Thursday, October 29, 2009

HA HA HA (:

Long time since i posted eh ._. HA HA HA. Today something creepy happened. Totally freaked out okayy. Hmm people, its over. Don't think about it already, take it as nothing happened. AND DONT GO BACK THERE, EVEN THOUGH YOU ARE CURIOUS. ( later you die. Im kidding. Its just dangerous you know ! :D )

I think jafqi is really sweet ! (: HA HA HA.

Hmmm, I think i wasted one year already. One year. I don't know. I know my results is really dissappointing. I drop so much. So much. I have no one to blame but myself. So stupid not to touch a book at all. So stupid to not study at all since the beginning of the year. I thought that I won't do VERY badly even though I didn't study. I thought cchms was slack, so i cant be bothered to study. But its printed in black and white. I was wrong, like really wrong.

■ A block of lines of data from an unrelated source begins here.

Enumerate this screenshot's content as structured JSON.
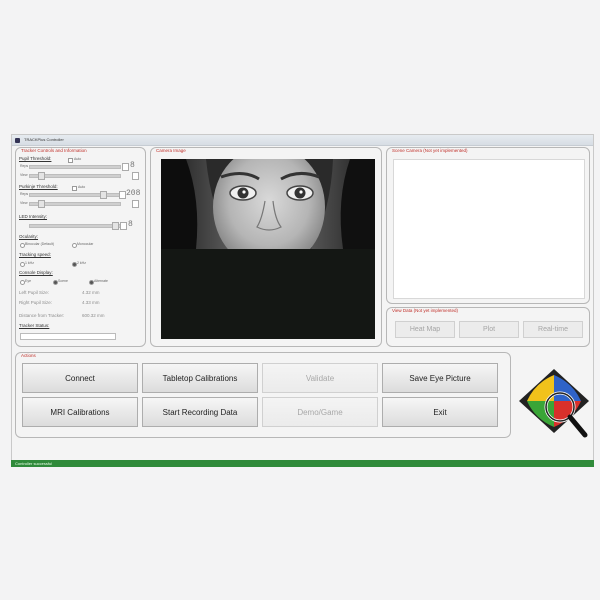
{
  "window": {
    "title": "TRACKPlus Controller"
  },
  "tracker_panel": {
    "title": "Tracker Controls and Information",
    "pupil_threshold": {
      "label": "Pupil Threshold:",
      "auto_label": "Auto",
      "value": "8",
      "row1_label": "Reps",
      "row2_label": "View"
    },
    "purkinje_threshold": {
      "label": "Purkinje Threshold:",
      "auto_label": "Auto",
      "value": "208",
      "row1_label": "Reps",
      "row2_label": "View"
    },
    "led_intensity": {
      "label": "LED Intensity:",
      "value": "8"
    },
    "ocularity": {
      "label": "Ocularity:",
      "options": [
        "Binocular (Default)",
        "Monocular"
      ]
    },
    "tracking_speed": {
      "label": "Tracking speed:",
      "options": [
        "1 kHz",
        "2 kHz"
      ]
    },
    "console_display": {
      "label": "Console Display:",
      "options": [
        "Eye",
        "Scene",
        "Alternate"
      ]
    },
    "left_pupil": {
      "label": "Left Pupil Size:",
      "value": "4.32 mm"
    },
    "right_pupil": {
      "label": "Right Pupil Size:",
      "value": "4.33 mm"
    },
    "distance": {
      "label": "Distance from Tracker:",
      "value": "600.32 mm"
    },
    "tracker_status": {
      "label": "Tracker Status:",
      "value": ""
    }
  },
  "camera_panel": {
    "title": "Camera Image"
  },
  "scene_panel": {
    "title": "Scene Camera (Not yet implemented)"
  },
  "view_panel": {
    "title": "View Data (Not yet implemented)",
    "buttons": [
      "Heat Map",
      "Plot",
      "Real-time"
    ]
  },
  "actions_panel": {
    "title": "Actions",
    "connect": "Connect",
    "tabletop": "Tabletop Calibrations",
    "validate": "Validate",
    "save_eye": "Save Eye Picture",
    "mri": "MRI Calibrations",
    "start_recording": "Start Recording Data",
    "demo": "Demo/Game",
    "exit": "Exit"
  },
  "status": {
    "text": "Controller successful"
  },
  "colors": {
    "accent_label": "#c0302a",
    "status_bar": "#2f8a3a",
    "logo_red": "#d9302b",
    "logo_green": "#3aa537",
    "logo_blue": "#2f63c8",
    "logo_yellow": "#f1c21b"
  },
  "logo": {
    "icon": "eye-magnifier-logo-icon"
  }
}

People have been telling me to work hard. Work hard for myself, but I didn't listen. I still continued my Happy-Go-Lucky way. Thinking that i could pass with flying colours without studying at all.

How stupid i am ._. I know her expectations is getting higher and higher. I don't know how to show her. I really don't know, she is going t0 blame me, scold me, or even take everything that i got now. I'm really scared that she does that. Yea, all i said to her is, I just came in sec one so i cannot cope. I have been lying to her that i have been studying. I have been lying to her that my results are okay. I have been lying to myself that everything will be okay. I have been lying to myself that its okay that i didn't study, the next test will be easier instead of studying. I dont want to screw sec 2 up. Its streaming. I need to change the way how i live. SUCK ._.

HLS have been helping me a lot. I am grateful to her (: But if really really really i get in, i dont want to separate from you all. Even though there might be conflicts and stuff in the class, but i know that i had fun. My main concern is only that. If i dont have to change, how great it will be. But i know that MAYBE i can get both. Its kinda impossible. And if i really change class, I am considering of ... But, UH. Damn. Tomorrow is the last day of school, i will know the results too. It will determine whether drama night is the last day for me and you all to be together or not. I am really forward to drama night.